Ulteriori concessioni federali per il collegamento via bus Lugano-aeroporto Malpensa?
12.3232 · Interpellanza · 2012-03-15
Dipartimento dell'ambiente, dei trasporti, dell'energia e delle comunicazioni
Liquidato
Wortlaut
Il collegamento via bus Lugano-aeroporto Malpensa si fa sempre più affollato. In poco tempo, da una sola azienda di trasporti concessionaria, si è passati a tre, senza che - evidentemente - il mercato si sia triplicato.
Accanto alla Giosy Tours SA di Sant'Antonino, fino a poco tempo l'unica a disporre della concessione federale, negli ultimi tempi si sono affiancate la Lugano Services Ltd, filiale cittadina di una società di diritto britannico, e la Società privata trasporti (STP) Srl di Como, legata alla Società trasporti pubblici della capitale lariana.

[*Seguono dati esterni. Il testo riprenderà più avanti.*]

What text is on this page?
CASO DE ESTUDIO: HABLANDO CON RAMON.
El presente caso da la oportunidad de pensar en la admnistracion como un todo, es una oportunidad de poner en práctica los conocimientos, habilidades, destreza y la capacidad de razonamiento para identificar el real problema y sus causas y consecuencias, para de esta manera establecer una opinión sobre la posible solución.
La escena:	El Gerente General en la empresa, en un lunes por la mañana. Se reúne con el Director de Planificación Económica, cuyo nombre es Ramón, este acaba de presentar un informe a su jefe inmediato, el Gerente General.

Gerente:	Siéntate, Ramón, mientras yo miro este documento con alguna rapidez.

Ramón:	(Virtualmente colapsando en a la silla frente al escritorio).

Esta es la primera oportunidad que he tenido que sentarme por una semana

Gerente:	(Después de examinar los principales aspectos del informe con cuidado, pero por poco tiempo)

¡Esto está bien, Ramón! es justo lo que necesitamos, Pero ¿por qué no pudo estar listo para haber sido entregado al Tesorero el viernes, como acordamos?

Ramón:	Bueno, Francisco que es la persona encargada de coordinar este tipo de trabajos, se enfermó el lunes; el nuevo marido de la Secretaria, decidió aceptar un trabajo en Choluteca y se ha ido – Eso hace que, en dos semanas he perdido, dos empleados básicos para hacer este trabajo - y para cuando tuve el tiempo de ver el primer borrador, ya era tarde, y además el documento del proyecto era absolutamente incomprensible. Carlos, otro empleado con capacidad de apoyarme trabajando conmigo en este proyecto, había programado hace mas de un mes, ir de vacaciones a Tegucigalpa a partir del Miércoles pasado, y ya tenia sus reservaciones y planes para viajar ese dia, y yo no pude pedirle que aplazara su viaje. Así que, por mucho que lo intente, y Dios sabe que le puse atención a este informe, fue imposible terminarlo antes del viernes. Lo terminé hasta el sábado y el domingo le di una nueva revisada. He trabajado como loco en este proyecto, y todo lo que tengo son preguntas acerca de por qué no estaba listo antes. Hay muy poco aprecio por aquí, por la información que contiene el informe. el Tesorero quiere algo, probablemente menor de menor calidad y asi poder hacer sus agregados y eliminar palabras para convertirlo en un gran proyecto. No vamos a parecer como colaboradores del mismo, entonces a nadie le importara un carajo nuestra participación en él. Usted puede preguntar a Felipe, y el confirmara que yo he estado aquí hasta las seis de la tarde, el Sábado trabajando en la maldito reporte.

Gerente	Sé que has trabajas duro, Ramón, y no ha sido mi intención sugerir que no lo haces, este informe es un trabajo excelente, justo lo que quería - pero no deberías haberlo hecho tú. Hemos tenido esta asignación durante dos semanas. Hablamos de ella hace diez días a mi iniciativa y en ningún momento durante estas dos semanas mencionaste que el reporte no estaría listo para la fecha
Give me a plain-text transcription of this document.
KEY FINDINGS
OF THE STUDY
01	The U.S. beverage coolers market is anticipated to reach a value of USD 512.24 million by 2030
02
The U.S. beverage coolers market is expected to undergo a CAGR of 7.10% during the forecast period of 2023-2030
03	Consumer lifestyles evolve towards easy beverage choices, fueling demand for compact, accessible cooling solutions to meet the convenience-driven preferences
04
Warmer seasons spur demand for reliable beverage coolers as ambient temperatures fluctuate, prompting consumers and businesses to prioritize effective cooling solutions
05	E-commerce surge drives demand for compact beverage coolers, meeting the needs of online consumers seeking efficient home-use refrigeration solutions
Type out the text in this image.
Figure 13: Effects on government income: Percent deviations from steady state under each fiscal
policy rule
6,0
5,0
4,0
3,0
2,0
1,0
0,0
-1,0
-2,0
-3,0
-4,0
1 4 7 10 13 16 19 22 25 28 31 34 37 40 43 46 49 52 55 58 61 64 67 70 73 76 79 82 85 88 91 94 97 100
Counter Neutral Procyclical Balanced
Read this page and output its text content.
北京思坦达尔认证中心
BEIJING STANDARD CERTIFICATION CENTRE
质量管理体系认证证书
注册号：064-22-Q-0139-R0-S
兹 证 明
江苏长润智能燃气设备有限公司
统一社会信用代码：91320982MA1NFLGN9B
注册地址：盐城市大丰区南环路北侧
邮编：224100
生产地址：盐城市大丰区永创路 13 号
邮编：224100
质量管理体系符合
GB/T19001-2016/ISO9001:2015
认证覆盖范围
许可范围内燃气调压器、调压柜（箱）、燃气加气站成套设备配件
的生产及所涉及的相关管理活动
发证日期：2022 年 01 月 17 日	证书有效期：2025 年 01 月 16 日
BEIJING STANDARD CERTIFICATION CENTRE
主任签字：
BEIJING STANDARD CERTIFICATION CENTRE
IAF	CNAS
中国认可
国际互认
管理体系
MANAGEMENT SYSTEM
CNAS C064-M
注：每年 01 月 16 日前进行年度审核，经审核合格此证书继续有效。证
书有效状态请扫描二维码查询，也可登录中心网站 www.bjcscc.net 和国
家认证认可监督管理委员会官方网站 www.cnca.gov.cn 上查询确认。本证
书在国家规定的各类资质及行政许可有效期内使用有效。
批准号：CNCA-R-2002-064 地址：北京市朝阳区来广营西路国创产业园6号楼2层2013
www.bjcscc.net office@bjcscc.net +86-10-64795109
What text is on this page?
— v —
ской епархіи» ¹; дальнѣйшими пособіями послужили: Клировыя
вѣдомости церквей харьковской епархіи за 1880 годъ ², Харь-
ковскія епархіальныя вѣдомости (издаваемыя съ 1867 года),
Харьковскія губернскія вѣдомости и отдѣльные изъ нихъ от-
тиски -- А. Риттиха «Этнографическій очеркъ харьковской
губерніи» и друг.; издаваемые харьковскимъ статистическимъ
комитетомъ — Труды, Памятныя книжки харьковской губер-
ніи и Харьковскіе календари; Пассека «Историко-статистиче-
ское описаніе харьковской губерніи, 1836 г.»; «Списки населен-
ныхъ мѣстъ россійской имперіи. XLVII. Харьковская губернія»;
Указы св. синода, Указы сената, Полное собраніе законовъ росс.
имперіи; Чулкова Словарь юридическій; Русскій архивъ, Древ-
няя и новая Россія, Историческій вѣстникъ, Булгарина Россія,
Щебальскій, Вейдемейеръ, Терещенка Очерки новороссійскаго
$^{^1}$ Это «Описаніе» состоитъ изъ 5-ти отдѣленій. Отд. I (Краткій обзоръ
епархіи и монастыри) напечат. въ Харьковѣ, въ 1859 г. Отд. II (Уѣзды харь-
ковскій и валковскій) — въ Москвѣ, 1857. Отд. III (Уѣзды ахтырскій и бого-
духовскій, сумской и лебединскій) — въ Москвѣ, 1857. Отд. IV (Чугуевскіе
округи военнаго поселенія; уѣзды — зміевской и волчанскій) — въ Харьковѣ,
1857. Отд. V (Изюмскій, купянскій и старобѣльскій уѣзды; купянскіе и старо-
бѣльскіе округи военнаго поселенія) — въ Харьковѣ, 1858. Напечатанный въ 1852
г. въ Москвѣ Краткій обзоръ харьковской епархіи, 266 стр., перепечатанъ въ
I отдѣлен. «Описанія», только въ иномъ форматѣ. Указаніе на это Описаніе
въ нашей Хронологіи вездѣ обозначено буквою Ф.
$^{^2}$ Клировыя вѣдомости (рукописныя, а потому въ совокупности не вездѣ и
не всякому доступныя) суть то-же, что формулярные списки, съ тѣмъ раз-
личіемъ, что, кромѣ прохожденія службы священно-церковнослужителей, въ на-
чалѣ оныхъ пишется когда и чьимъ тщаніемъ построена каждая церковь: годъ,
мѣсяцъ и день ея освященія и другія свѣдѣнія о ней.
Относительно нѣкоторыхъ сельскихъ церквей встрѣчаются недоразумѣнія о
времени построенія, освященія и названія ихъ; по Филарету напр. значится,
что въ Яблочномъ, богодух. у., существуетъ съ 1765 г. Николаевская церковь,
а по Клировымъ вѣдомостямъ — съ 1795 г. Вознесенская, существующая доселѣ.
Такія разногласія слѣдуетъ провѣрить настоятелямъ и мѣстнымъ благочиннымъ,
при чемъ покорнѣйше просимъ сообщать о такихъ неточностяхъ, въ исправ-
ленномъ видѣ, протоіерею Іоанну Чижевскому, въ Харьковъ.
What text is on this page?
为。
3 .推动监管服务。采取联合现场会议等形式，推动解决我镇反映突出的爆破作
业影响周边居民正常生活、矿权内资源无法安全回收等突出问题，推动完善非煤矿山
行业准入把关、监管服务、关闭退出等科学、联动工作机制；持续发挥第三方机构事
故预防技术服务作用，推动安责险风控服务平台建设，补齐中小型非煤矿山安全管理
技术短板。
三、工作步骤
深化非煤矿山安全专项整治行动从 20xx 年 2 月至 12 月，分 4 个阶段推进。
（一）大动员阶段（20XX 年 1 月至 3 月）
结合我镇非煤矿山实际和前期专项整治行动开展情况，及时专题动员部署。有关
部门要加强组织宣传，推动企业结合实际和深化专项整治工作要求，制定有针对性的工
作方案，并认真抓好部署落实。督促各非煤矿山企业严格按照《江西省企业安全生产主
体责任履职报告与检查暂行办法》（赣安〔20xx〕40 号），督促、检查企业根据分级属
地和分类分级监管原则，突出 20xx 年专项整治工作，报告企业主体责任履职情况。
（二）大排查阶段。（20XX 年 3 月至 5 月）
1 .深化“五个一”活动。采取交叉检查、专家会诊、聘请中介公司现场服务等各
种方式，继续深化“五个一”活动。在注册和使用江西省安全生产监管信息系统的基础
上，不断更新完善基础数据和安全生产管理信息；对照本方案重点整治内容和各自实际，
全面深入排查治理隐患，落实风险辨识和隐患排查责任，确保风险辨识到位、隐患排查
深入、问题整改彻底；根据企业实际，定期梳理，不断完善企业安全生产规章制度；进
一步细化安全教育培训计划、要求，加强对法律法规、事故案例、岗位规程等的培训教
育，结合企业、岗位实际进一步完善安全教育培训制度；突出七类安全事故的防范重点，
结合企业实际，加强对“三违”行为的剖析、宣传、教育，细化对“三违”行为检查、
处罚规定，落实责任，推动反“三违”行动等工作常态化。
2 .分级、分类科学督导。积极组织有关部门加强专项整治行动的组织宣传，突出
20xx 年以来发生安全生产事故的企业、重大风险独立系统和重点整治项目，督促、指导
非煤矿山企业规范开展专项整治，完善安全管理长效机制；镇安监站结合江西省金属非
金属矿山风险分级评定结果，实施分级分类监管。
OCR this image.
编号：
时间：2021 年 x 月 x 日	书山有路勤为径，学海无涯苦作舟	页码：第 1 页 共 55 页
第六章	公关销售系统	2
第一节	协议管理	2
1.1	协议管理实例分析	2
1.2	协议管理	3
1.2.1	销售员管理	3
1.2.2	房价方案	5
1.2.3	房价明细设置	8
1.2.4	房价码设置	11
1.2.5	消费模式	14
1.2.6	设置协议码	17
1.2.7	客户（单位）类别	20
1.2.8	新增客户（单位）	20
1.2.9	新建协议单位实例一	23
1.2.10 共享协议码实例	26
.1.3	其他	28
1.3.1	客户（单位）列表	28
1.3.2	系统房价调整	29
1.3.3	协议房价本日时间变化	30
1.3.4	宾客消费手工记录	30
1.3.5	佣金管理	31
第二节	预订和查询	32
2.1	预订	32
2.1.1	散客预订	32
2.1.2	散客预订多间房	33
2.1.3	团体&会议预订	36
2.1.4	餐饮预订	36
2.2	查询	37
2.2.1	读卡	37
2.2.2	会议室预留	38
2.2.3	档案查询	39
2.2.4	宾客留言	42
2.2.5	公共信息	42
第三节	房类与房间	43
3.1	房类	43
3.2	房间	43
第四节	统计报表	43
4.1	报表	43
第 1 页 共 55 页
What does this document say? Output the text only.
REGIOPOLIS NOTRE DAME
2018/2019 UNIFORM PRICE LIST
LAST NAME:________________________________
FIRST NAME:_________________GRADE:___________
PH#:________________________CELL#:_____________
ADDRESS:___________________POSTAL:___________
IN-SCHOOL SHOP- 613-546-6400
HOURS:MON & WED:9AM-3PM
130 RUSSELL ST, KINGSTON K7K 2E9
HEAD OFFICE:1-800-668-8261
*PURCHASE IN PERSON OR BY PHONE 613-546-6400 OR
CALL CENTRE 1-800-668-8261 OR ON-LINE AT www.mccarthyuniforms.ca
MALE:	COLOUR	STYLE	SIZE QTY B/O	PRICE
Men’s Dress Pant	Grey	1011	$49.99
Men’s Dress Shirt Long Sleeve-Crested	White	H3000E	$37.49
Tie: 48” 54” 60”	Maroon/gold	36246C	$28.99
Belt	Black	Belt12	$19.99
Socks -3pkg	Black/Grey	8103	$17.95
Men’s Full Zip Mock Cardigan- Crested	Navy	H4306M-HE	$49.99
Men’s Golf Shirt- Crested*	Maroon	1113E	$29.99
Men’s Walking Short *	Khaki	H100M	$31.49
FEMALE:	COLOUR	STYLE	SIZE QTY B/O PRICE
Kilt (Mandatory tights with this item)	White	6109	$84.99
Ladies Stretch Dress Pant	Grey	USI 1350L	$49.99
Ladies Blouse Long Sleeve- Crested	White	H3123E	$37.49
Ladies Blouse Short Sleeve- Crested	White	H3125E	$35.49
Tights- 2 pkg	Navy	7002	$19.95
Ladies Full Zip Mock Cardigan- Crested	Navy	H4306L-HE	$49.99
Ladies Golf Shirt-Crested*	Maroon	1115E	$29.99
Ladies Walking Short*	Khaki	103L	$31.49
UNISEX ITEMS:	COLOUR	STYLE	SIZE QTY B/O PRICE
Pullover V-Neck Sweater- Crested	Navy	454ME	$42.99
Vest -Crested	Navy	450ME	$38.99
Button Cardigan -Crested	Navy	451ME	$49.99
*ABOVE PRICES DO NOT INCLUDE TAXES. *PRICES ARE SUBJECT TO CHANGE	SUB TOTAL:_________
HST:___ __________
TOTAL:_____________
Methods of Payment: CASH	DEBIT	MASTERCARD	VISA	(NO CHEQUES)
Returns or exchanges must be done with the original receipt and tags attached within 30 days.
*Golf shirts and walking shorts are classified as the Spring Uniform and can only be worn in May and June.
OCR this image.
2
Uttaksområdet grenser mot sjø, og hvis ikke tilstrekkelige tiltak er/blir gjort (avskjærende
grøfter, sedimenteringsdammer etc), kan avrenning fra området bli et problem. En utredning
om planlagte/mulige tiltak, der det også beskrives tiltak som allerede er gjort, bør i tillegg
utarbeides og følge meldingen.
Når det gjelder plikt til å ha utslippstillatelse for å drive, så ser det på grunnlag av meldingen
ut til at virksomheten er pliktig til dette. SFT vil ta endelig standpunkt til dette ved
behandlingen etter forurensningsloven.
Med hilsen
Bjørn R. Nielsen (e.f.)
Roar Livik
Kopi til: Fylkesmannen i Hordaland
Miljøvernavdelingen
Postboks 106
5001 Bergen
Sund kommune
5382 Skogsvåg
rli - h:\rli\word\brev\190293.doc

L'"affollamento" si ripercuote negativamente sulla ditta ticinese che paga le imposte in Ticino.
Ora, tra gli addetti ai lavori circola la voce che alla tratta in questione sarebbe interessata anche una quarta società, pare italiana. E al proposito va rilevato che - come nel campo dei taxi - mentre le ditte italiane ottengono senza problemi le autorizzazioni necessarie ad esercitare in Svizzera, la reciprocità, come spesso accade nei rapporti con l'Italia, non è data.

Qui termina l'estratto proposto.